An example of a fat marker sketch:

Breadboarding
The next step in the process is called breadboarding, and it’s deliberately so. Breadboards provide a temporary circuit prototyping surface where engineers could start placing components (eg. resistors, chips, LEDs etc) and connect them with wires without soldering anything permanent. And if we translate the analogy to software, in the same way we have resistors, chips, LEDs and other electronic components, in the software world, we have UI affordances, code components, services and data stores coming together. We can sense how signals move through software as a system.
It might look something like this diagram below:


You might not be need it for simple toy projects, but might be useful when things get a bit complicated..
In this view, you could probably notice something, and this could be iterated further as well.
Slicing and dicing
This can now be very easily done, once we have a final shape in the doc. By means of the $breadboarding skill, it breaks it down into multiple slices. Each of these slices are demoable pieces.

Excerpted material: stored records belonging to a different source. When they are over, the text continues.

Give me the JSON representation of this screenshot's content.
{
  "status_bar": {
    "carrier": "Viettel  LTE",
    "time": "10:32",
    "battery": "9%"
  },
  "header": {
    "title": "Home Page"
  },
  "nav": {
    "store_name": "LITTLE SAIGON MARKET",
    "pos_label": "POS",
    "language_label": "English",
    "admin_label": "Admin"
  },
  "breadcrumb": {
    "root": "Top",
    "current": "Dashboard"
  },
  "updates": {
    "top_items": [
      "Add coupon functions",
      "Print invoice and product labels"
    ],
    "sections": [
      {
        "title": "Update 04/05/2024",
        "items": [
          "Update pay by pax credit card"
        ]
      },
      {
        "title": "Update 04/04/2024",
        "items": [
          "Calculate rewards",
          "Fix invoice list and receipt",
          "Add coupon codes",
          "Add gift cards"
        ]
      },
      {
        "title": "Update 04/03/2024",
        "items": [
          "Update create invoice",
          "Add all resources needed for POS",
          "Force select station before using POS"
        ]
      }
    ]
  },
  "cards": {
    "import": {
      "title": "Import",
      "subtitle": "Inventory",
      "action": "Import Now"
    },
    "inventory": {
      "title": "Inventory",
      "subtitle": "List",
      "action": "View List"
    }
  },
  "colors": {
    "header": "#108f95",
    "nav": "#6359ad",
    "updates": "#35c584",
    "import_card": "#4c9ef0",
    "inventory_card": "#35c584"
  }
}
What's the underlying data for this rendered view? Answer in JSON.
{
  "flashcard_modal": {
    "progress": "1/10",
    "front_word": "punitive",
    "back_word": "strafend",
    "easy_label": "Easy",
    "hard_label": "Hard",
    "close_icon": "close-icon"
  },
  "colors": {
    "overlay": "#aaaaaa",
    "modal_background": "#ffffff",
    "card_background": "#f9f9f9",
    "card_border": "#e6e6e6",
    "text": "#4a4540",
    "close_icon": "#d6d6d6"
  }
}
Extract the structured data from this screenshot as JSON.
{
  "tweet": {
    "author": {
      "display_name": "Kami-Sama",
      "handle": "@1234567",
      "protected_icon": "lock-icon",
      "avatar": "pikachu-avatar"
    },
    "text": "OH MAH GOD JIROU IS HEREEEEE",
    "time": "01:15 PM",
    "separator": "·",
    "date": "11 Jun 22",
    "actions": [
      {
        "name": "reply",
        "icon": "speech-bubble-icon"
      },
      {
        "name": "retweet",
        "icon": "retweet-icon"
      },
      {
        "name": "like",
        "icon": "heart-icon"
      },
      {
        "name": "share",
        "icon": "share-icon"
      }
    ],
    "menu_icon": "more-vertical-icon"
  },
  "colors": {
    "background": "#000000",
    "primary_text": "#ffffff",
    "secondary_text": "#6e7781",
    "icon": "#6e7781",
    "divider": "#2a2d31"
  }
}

Another advantage of these vertical slices through breadboarding format is that they translate extremely well when we create mermaid diagrams, or excalidraw/tldraw versions as well. This helps give quick feedback and improve each of those components of the vertical slice better.
Say, for the ontolo app, I sliced the shape A, into 5 slices, each demoable, verifiable and testable on ones’ own. However, for knowing if the end-to-end integration works or not, we have to wait till the final slice is built for us to know for sure.

For lightweight apps, one could skip breadboarding and slicing all together, and just ask the agents to come up with the implementation plan, and it might take it up from there in an easy way.
Optional: Steel threading
An other idea surrounding this thinking, is to do a “horizontal slice”, aka steel-thread. Software engineers have long talked about a “thread” or “string” that runs end‑to‑end through all layers of an application (UI → services → database → external systems) for a single use case. The word “thread” evokes something that weaves through multiple components and ties them together.
Calling it a steel thread emphasizes that this end‑to‑end path should be robust and production‑grade, like a cable or tendon that can carry the weight of future features. It contrasts with a flimsy “spike” or throwaway prototype: the steel thread is thin in scope, but strong and durable.

It is a thin but strong structural element that runs all the way through a system and can support everything you hang on it later
Previously, I was considering to build a “chat with documents app” that connects to MS teams so that an agent can talk to the app for retrieving documents. If I had gone the MVP approach, I would have first built an app, and then built the integration with the MS teams agent. If I were to “steel thread” this, I would first build the end-to-end integration in the least possible way, which also includes the “chat with documents” aspect being available through MS teams, only then would it be truly end to end.
Similarly, for this approach, I could have gone the vertical slice approach to test out the integration across the systems, but in this case, since the implementation of Ontolo didn’t quite require heavy integration work, I skipped steelthreading, but this should definitely be done on a case by case basis, depending on the type of project taken up.